Oggi è ancora più importante e – devo dire – la coralità di questo sostegno dà una particolare forza alla mia partecipazione domani.
Un primo gruppo di domande, di punti sollevati, riguarda la risposta europea a questa crisi, la risposta economica e la risposta alla crisi energetica, con riferimento ai punti toccati dal senatore Monti, dal senatore Pittella e da vari altri.
Questa risposta si sta articolando già su tre pilastri fondamentali.
Prima di tutto c’è una sospensione generalizzata o una rivisitazione, temporanea immagino, di molte delle regole che hanno accompagnato l’Unione europea fino ad oggi.
Ad esempio quella che riguarda il bilancio con la con la clausola di salvaguardia, si dà per certa la non riattivazione di questa clausola l’anno prossimo.
Ma anche le regole che noi abbiamo avuto finora: io ormai da diversi anni continuo a dire che queste regole non hanno servito molto bene durante la crisi. Si sarebbero dovute rivedere in ogni caso. Alla luce degli sviluppi di oggi la loro revisione diventa inevitabile e sarà necessariamente molto, molto più profonda di quello che si sarebbe fatto prima delle crisi, prima degli ultimi due anni.
In merito alle regole sugli aiuti di Stato, anch’esse come sapete sono state sospese, riviste.
Ma in generale come si può pensare di attuare una transizione ecologica, una transizione energetica, una nuova politica della difesa senza intervento dello Stato?

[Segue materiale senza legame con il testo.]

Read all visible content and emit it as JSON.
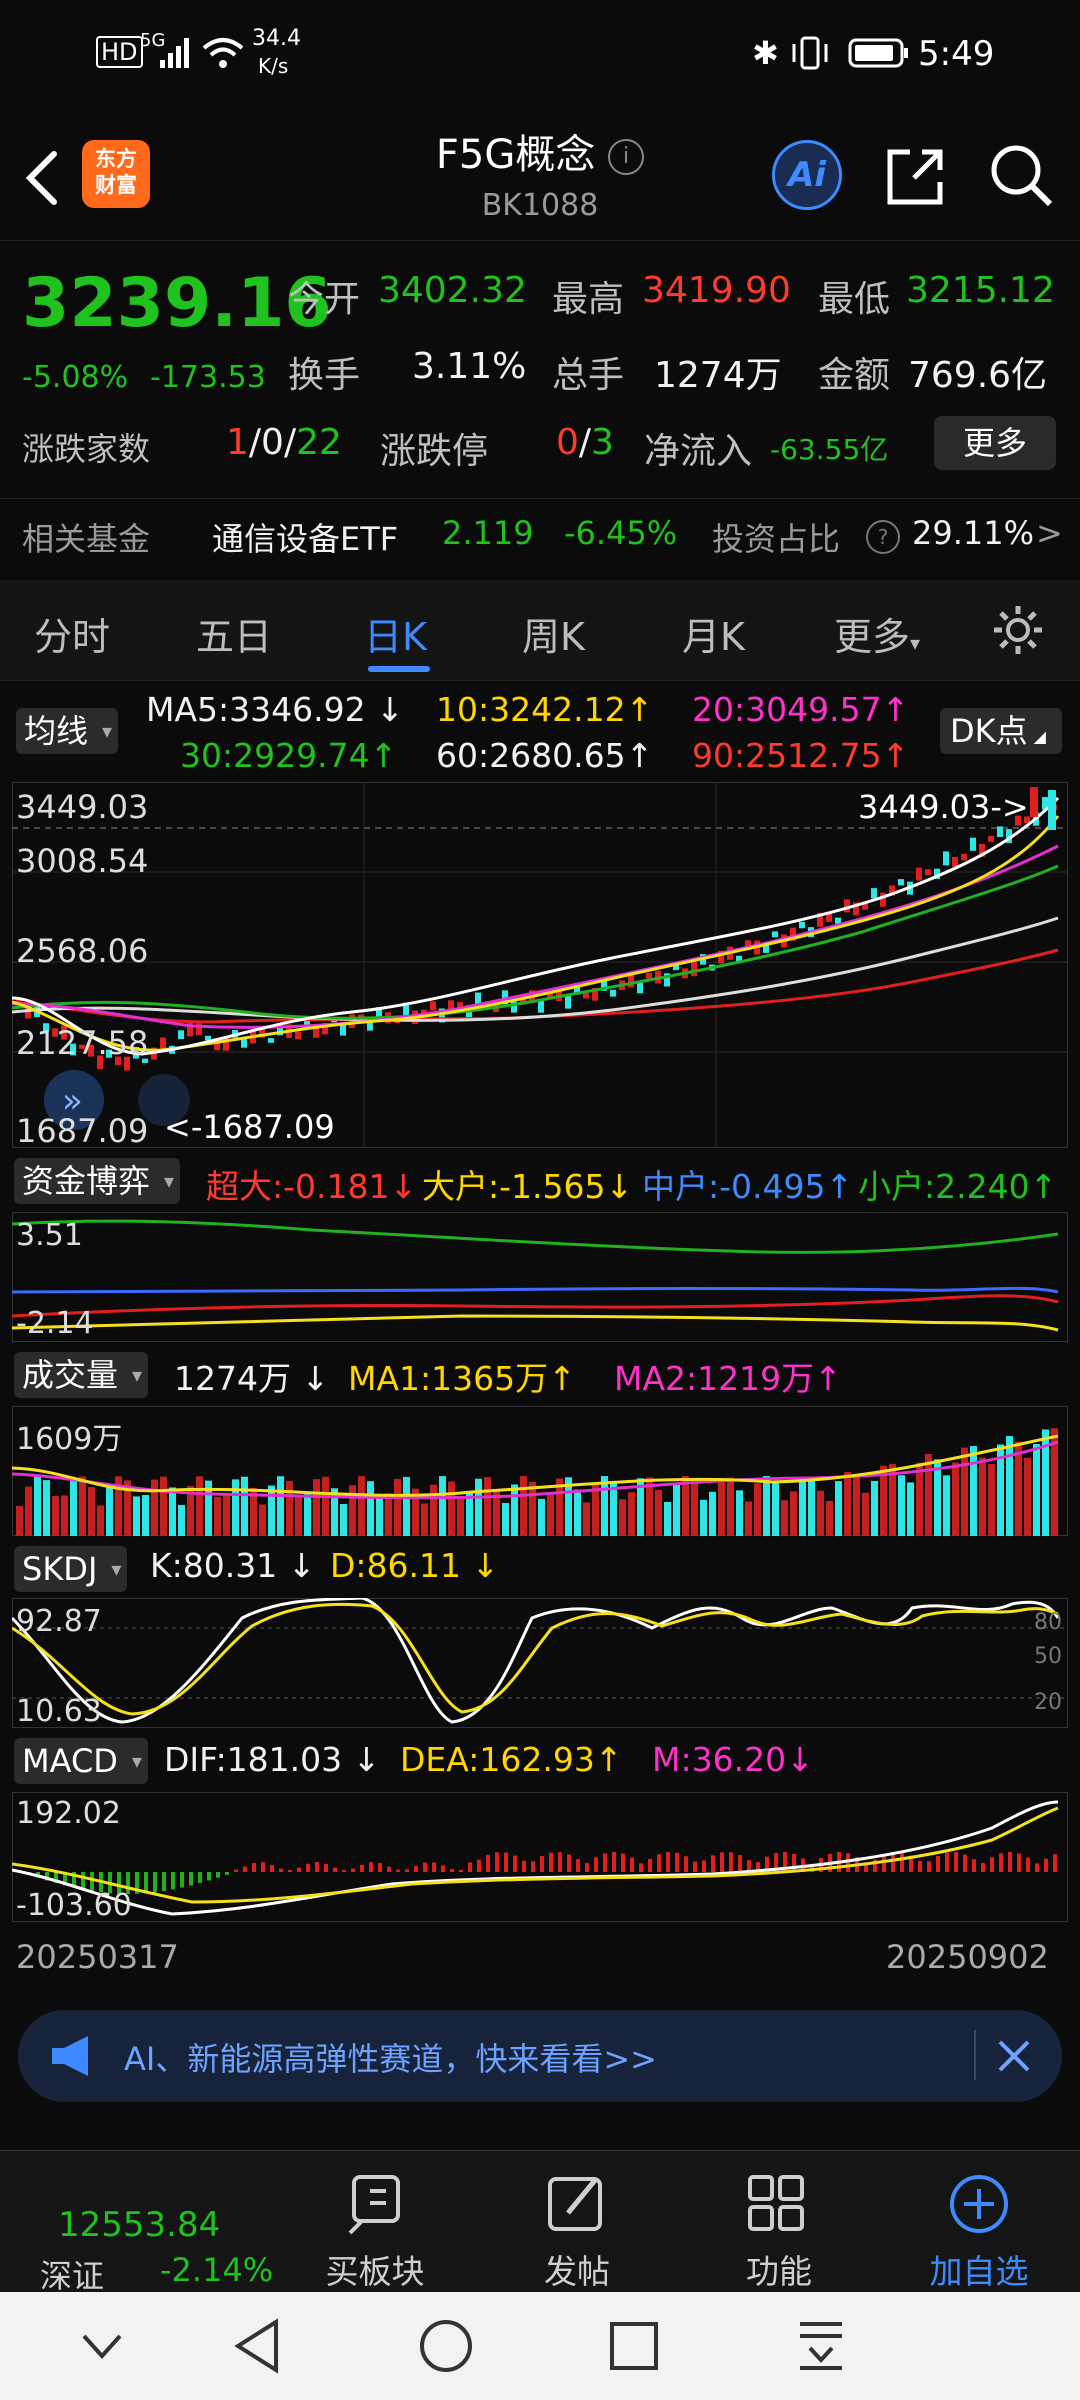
{
  "status_bar": {
    "network_speed": "34.4",
    "speed_unit": "K/s",
    "time": "5:49",
    "signal": "5G",
    "hd": "HD"
  },
  "header": {
    "logo_line1": "东方",
    "logo_line2": "财富",
    "title": "F5G概念",
    "code": "BK1088"
  },
  "quote": {
    "price": "3239.16",
    "change_pct": "-5.08%",
    "change_abs": "-173.53",
    "open_label": "今开",
    "open": "3402.32",
    "high_label": "最高",
    "high": "3419.90",
    "low_label": "最低",
    "low": "3215.12",
    "turnover_label": "换手",
    "turnover": "3.11%",
    "volume_label": "总手",
    "volume": "1274万",
    "amount_label": "金额",
    "amount": "769.6亿",
    "updown_label": "涨跌家数",
    "up_count": "1",
    "flat_count": "0",
    "down_count": "22",
    "limit_label": "涨跌停",
    "limit_up": "0",
    "limit_down": "3",
    "inflow_label": "净流入",
    "inflow": "-63.55亿",
    "more_label": "更多",
    "fund_label": "相关基金",
    "fund_name": "通信设备ETF",
    "fund_price": "2.119",
    "fund_pct": "-6.45%",
    "ratio_label": "投资占比",
    "ratio": "29.11%"
  },
  "tabs": [
    "分时",
    "五日",
    "日K",
    "周K",
    "月K",
    "更多"
  ],
  "ma": {
    "label": "均线",
    "ma5": "MA5:3346.92",
    "ma10": "10:3242.12",
    "ma20": "20:3049.57",
    "ma30": "30:2929.74",
    "ma60": "60:2680.65",
    "ma90": "90:2512.75",
    "dk": "DK点"
  },
  "kchart": {
    "y_top": "3449.03",
    "y_2": "3008.54",
    "y_3": "2568.06",
    "y_4": "2127.58",
    "y_bottom": "1687.09",
    "max_note": "3449.03->",
    "min_note": "<-1687.09"
  },
  "fund_flow": {
    "label": "资金博弈",
    "super": "超大:-0.181",
    "big": "大户:-1.565",
    "mid": "中户:-0.495",
    "small": "小户:2.240",
    "y_top": "3.51",
    "y_bottom": "-2.14"
  },
  "volume": {
    "label": "成交量",
    "value": "1274万",
    "ma1": "MA1:1365万",
    "ma2": "MA2:1219万",
    "y_top": "1609万"
  },
  "skdj": {
    "label": "SKDJ",
    "k": "K:80.31",
    "d": "D:86.11",
    "y_top": "92.87",
    "y_bottom": "10.63",
    "r80": "80",
    "r50": "50",
    "r20": "20"
  },
  "macd": {
    "label": "MACD",
    "dif": "DIF:181.03",
    "dea": "DEA:162.93",
    "m": "M:36.20",
    "y_top": "192.02",
    "y_bottom": "-103.60"
  },
  "dates": {
    "start": "20250317",
    "end": "20250902"
  },
  "promo": {
    "text": "AI、新能源高弹性赛道，快来看看>>"
  },
  "bottom": {
    "index_value": "12553.84",
    "index_name": "深证",
    "index_pct": "-2.14%",
    "b1": "买板块",
    "b2": "发帖",
    "b3": "功能",
    "b4": "加自选"
  }
}
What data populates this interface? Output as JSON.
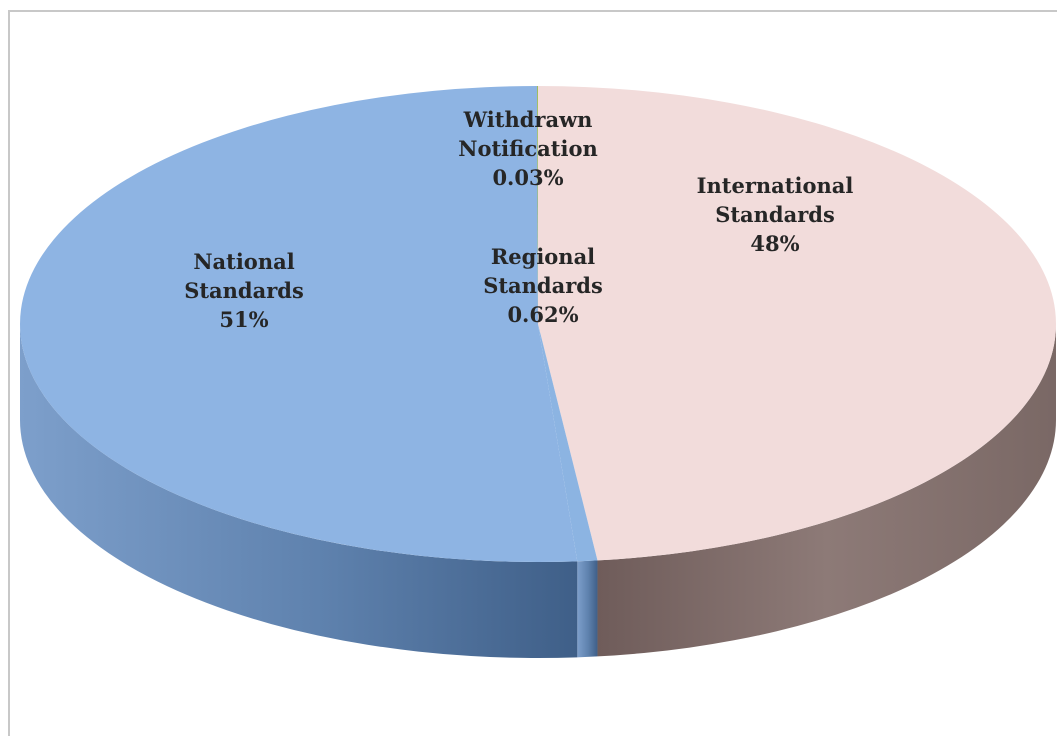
{
  "chart_data": {
    "type": "pie",
    "style": "3d",
    "title": "",
    "legend": "none",
    "slices": [
      {
        "name": "International Standards",
        "label_lines": [
          "International",
          "Standards"
        ],
        "percent_label": "48%",
        "value": 48,
        "color": "#f2dcdb",
        "side_color": "#8a7774"
      },
      {
        "name": "Regional Standards",
        "label_lines": [
          "Regional",
          "Standards"
        ],
        "percent_label": "0.62%",
        "value": 0.62,
        "color": "#8cb4e2",
        "side_color": "#5b7fa8"
      },
      {
        "name": "National Standards",
        "label_lines": [
          "National",
          "Standards"
        ],
        "percent_label": "51%",
        "value": 51,
        "color": "#8eb4e3",
        "side_color": "#5d80ab"
      },
      {
        "name": "Withdrawn Notification",
        "label_lines": [
          "Withdrawn",
          "Notification"
        ],
        "percent_label": "0.03%",
        "value": 0.03,
        "color": "#9bbb59",
        "side_color": "#6b8a3a"
      }
    ]
  }
}
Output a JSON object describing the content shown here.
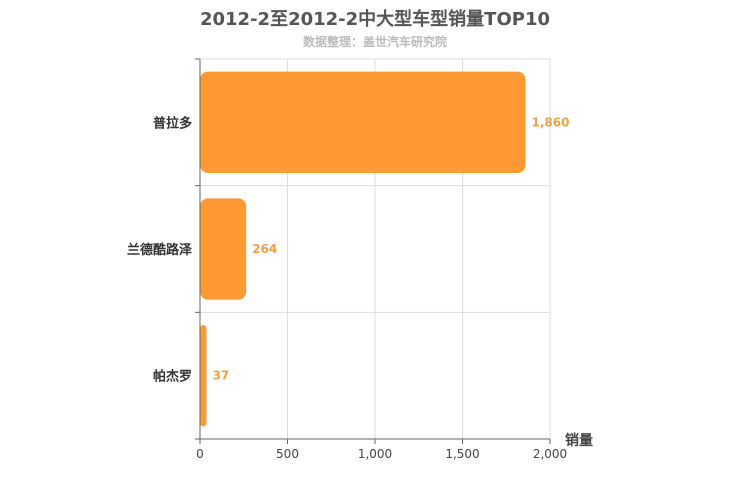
{
  "chart_data": {
    "type": "bar",
    "orientation": "horizontal",
    "title": "2012-2至2012-2中大型车型销量TOP10",
    "subtitle": "数据整理：盖世汽车研究院",
    "categories": [
      "普拉多",
      "兰德酷路泽",
      "帕杰罗"
    ],
    "values": [
      1860,
      264,
      37
    ],
    "value_labels": [
      "1,860",
      "264",
      "37"
    ],
    "xlabel": "销量",
    "xlim": [
      0,
      2000
    ],
    "xticks": [
      0,
      500,
      1000,
      1500,
      2000
    ],
    "xtick_labels": [
      "0",
      "500",
      "1,000",
      "1,500",
      "2,000"
    ],
    "grid": true,
    "bar_color": "#ff9933"
  }
}
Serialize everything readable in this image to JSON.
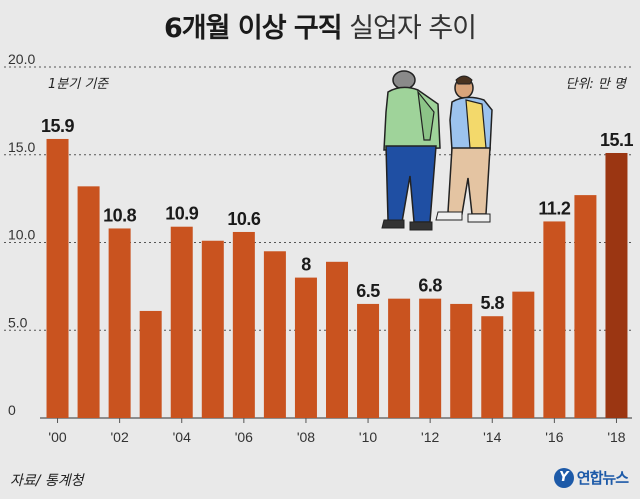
{
  "header": {
    "title_bold": "6개월 이상 구직",
    "title_light": "실업자 추이"
  },
  "notes": {
    "basis": "1분기 기준",
    "unit": "단위: 만 명",
    "source": "자료/ 통계청",
    "logo_text": "연합뉴스",
    "logo_mark": "Y"
  },
  "colors": {
    "bar": "#c9531f",
    "bar_highlight": "#9b3612",
    "bar_stroke": "#ffffff",
    "axis": "#555555",
    "grid": "#555555",
    "logo": "#1d5aa8"
  },
  "illustration": "two-men-standing-icon",
  "chart_data": {
    "type": "bar",
    "title": "6개월 이상 구직 실업자 추이",
    "xlabel": "",
    "ylabel": "",
    "unit": "만 명",
    "x": [
      2000,
      2001,
      2002,
      2003,
      2004,
      2005,
      2006,
      2007,
      2008,
      2009,
      2010,
      2011,
      2012,
      2013,
      2014,
      2015,
      2016,
      2017,
      2018
    ],
    "values": [
      15.9,
      13.2,
      10.8,
      6.1,
      10.9,
      10.1,
      10.6,
      9.5,
      8.0,
      8.9,
      6.5,
      6.8,
      6.8,
      6.5,
      5.8,
      7.2,
      11.2,
      12.7,
      15.1
    ],
    "labeled_indices": [
      0,
      2,
      4,
      6,
      8,
      10,
      12,
      14,
      16,
      18
    ],
    "x_tick_labels": [
      "'00",
      "'02",
      "'04",
      "'06",
      "'08",
      "'10",
      "'12",
      "'14",
      "'16",
      "'18"
    ],
    "x_tick_indices": [
      0,
      2,
      4,
      6,
      8,
      10,
      12,
      14,
      16,
      18
    ],
    "y_ticks": [
      0,
      5.0,
      10.0,
      15.0,
      20.0
    ],
    "y_tick_labels": [
      "0",
      "5.0",
      "10.0",
      "15.0",
      "20.0"
    ],
    "ylim": [
      0,
      20
    ],
    "highlight_index": 18,
    "grid": true,
    "legend": "none"
  }
}
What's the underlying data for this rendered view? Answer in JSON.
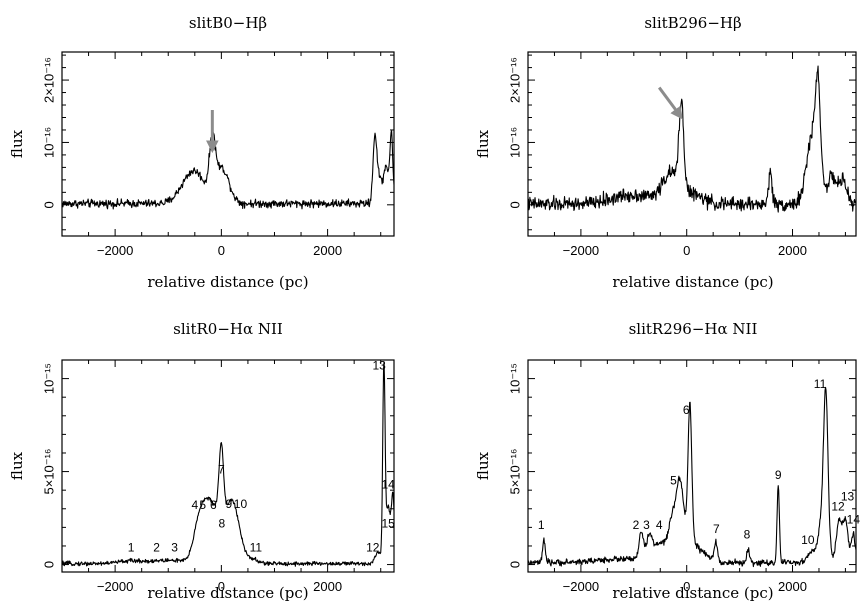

È chiaro che sarà necessario. Certi investimenti per la loro ampiezza, per i rischi che comportano non potranno essere attuati interamente, o anche parzialmente, dal settore privato. Per cui anche queste regole andranno necessariamente riviste in profondità, alla luce di questi nuovi obiettivi che la stessa Unione europea si è data. La rivisitazione delle regole, quindi, è necessaria per essere coerenti con il raggiungimento degli obiettivi che noi stessi ci siamo dati, non è una richiesta di un Paese. Mi riferisco anche a certi regolamenti, per esempio, in campo agricolo.
È chiaro la situazione di insufficienza nella produzione costringerà a rivedere la quantità di terra che è coltivabile. Come voi sapete c’è un regolamento che impone che il 10% della terra disponibile non venga coltivato per buoni motivi.
È chiaro che questa regola andrà sospesa se vogliamo affrontare l’emergenza alimentare. In seconda battuta, se ciò non fosse sufficiente, dovremmo essere messi in grado di importare da paesi dai quali non stiamo importando perché abbiamo applicato degli standard di tipo sanitario, di tipo merceologico, che ci impediscono queste impostazioni.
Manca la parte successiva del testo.